The void of nothingness didn’t understand, much less comprehend as he came closer to finishing his spell.

But after a moment, it sounded back, echoing his voice.

“You’re too late!” the voice growled back from the abyssal void, sounding like his own voice but filled with deeper and waving undertones of disembodied souls.

The void of darkness seeping through kept changing and morphing, and slowly turned into a humanoid shape, similar to the old man’s body. It was copying him in every respect.

Strangely, its void-shape began to inch closer to the warp charge.

The old mage clenched his jaw, defiance etched upon his face as he ignored the creature and the relentless pressure building within him.

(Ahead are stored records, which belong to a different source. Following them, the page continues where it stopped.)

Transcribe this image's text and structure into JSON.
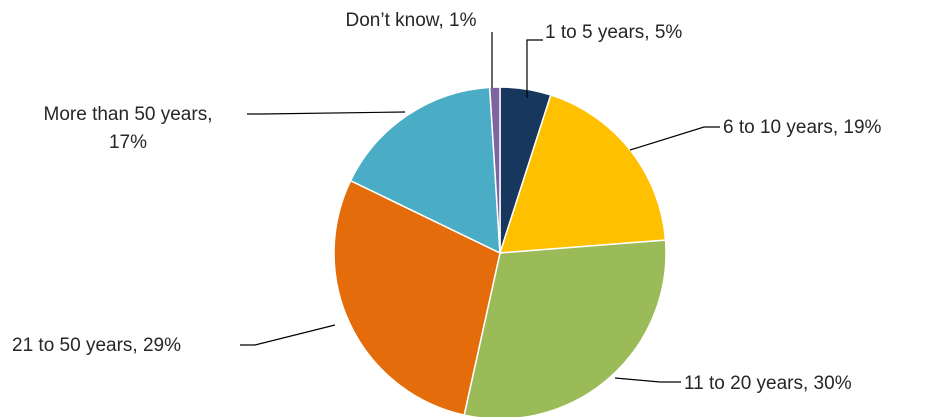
{
  "chart_data": {
    "type": "pie",
    "title": "",
    "start_angle_deg": 0,
    "direction": "clockwise",
    "legend": "none",
    "slices": [
      {
        "label": "1 to 5 years",
        "value": 5,
        "value_label": "5%",
        "color": "#17375e"
      },
      {
        "label": "6 to 10 years",
        "value": 19,
        "value_label": "19%",
        "color": "#ffc000"
      },
      {
        "label": "11 to 20 years",
        "value": 30,
        "value_label": "30%",
        "color": "#9bbb59"
      },
      {
        "label": "21 to 50 years",
        "value": 29,
        "value_label": "29%",
        "color": "#e46c0a"
      },
      {
        "label": "More than 50 years",
        "value": 17,
        "value_label": "17%",
        "color": "#4bacc6"
      },
      {
        "label": "Don’t know",
        "value": 1,
        "value_label": "1%",
        "color": "#8064a2"
      }
    ]
  }
}
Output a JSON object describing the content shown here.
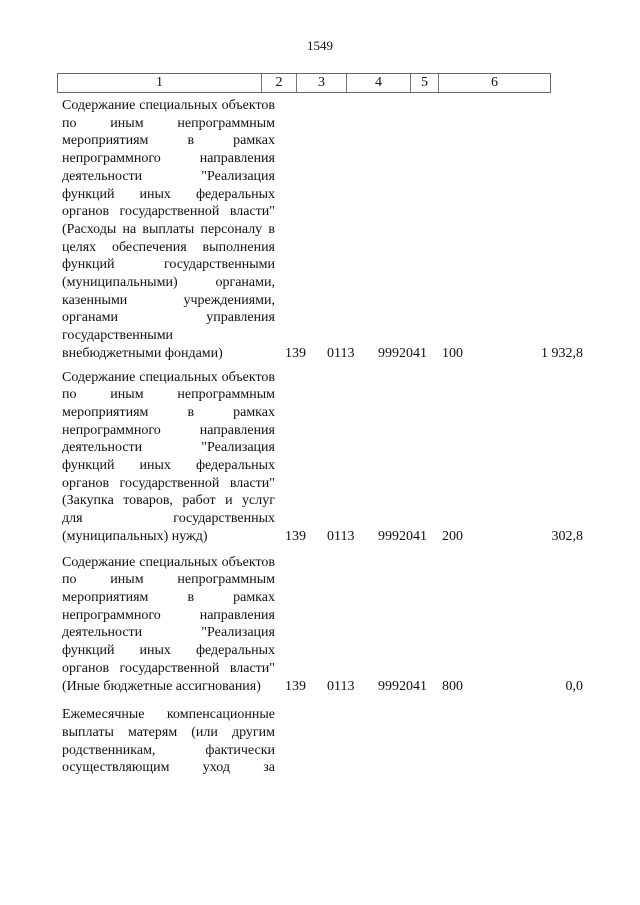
{
  "page_number": "1549",
  "header": [
    "1",
    "2",
    "3",
    "4",
    "5",
    "6"
  ],
  "rows": [
    {
      "text": "Содержание специальных объектов по иным непрограммным мероприятиям в рамках непрограммного направления деятельности \"Реализация функций иных федеральных органов государственной власти\" (Расходы на выплаты персоналу в целях обеспечения выполнения функций государственными (муниципальными) органами, казенными учреждениями, органами управления государственными внебюджетными фондами)",
      "c2": "139",
      "c3": "0113",
      "c4": "9992041",
      "c5": "100",
      "c6": "1 932,8"
    },
    {
      "text": "Содержание специальных объектов по иным непрограммным мероприятиям в рамках непрограммного направления деятельности \"Реализация функций иных федеральных органов государственной власти\" (Закупка товаров, работ и услуг для государственных (муниципальных) нужд)",
      "c2": "139",
      "c3": "0113",
      "c4": "9992041",
      "c5": "200",
      "c6": "302,8"
    },
    {
      "text": "Содержание специальных объектов по иным непрограммным мероприятиям в рамках непрограммного направления деятельности \"Реализация функций иных федеральных органов государственной власти\" (Иные бюджетные ассигнования)",
      "c2": "139",
      "c3": "0113",
      "c4": "9992041",
      "c5": "800",
      "c6": "0,0"
    },
    {
      "text": "Ежемесячные компенсационные выплаты матерям (или другим родственникам, фактически осуществляющим уход за",
      "c2": "",
      "c3": "",
      "c4": "",
      "c5": "",
      "c6": ""
    }
  ]
}
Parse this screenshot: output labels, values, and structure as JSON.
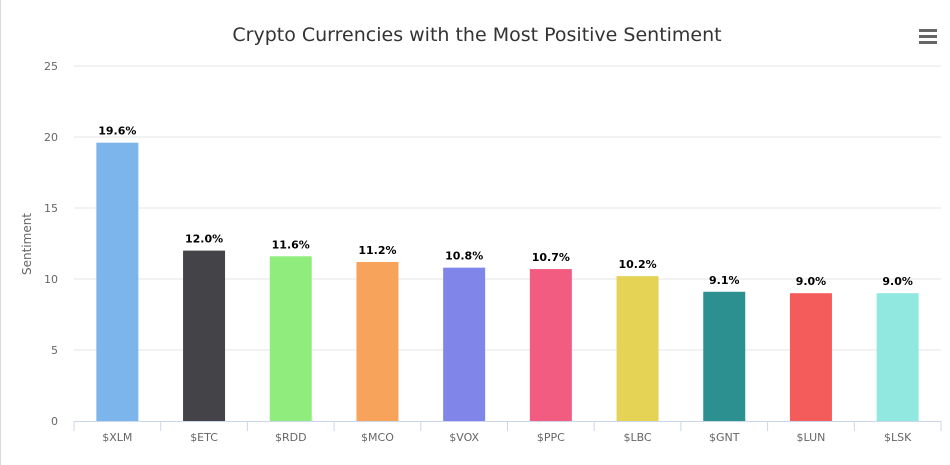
{
  "chart_data": {
    "type": "bar",
    "title": "Crypto Currencies with the Most Positive Sentiment",
    "xlabel": "",
    "ylabel": "Sentiment",
    "ylim": [
      0,
      25
    ],
    "yticks": [
      "0",
      "5",
      "10",
      "15",
      "20",
      "25"
    ],
    "categories": [
      "$XLM",
      "$ETC",
      "$RDD",
      "$MCO",
      "$VOX",
      "$PPC",
      "$LBC",
      "$GNT",
      "$LUN",
      "$LSK"
    ],
    "values": [
      19.6,
      12.0,
      11.6,
      11.2,
      10.8,
      10.7,
      10.2,
      9.1,
      9.0,
      9.0
    ],
    "value_labels": [
      "19.6%",
      "12.0%",
      "11.6%",
      "11.2%",
      "10.8%",
      "10.7%",
      "10.2%",
      "9.1%",
      "9.0%",
      "9.0%"
    ],
    "colors": [
      "#7cb5ec",
      "#434348",
      "#90ed7d",
      "#f7a35c",
      "#8085e9",
      "#f15c80",
      "#e4d354",
      "#2b908f",
      "#f45b5b",
      "#91e8e1"
    ],
    "grid": true,
    "legend": "none"
  },
  "menu": {
    "icon": "hamburger-menu-icon"
  }
}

With searing pain that shot through his veins, he summoned every ounce of his dwindling strength, pushing the warp charge beyond instability and into the realms of madness. He shattered the fragile barrier that held the warp charge in, unleashing a cataclysmic surge of unimaginable power.

Reality quivered, its fragile tapestry rent and torn. The fabric of time, material, and space twisted and contorted, wailing in protest against the imminent rupture. The very air crackled with anticipation, charged with arcane energies that defied comprehension as they tried to mix with reality.

Then, with an ear-splitting detonation, the energies exploded.

The tower convulsed and waved as if it were a ribbon caught within the throes of a celestial storm. Colors blended and swirled, warping into hues unseen by mortal eyes. Fractured fragments of alternate dimensions bleded into existence, colliding with one another in a symphony of chaos. Gravity wavered, tugging at reality’s seams, as if unsure where its allegiance lay.

Pockets of swirling energy materialized, becoming portals to realms unknown. The boundaries of time warped, looping upon themselves in intricate patterns that defied logic. Spatial distortions stretched and snapped, creating fractures where the very laws of existence crumbled.

Fleeting glimpses of forgotten worlds, ethereal apparitions of creatures long extinct, all-seeing gazes of eldritch horrors, and whispers of forgotten secrets danced upon the fringes of perception.

The old mage stood at the epicenter of this primordial storm of everything and nothing, his very essence intertwined with the unleashed energies. He was a conduit, a vessel of unbridled might that transcended mortal limitations. The weight of his actions, the price he paid, resonated through every fiber of his being as it tore him apart.

With a deafening roar, the fabric of this pocket reality began to crumble. The walls that had once stood strong now disintegrated into swirling mists of fading existence. Time and space twisted and folded in on themselves, creating a disorienting maze of fragmented corridors and shifting landscapes of snow and mountains. Then finally, the pocket dimension collapsed, leaving behind nothing but the void.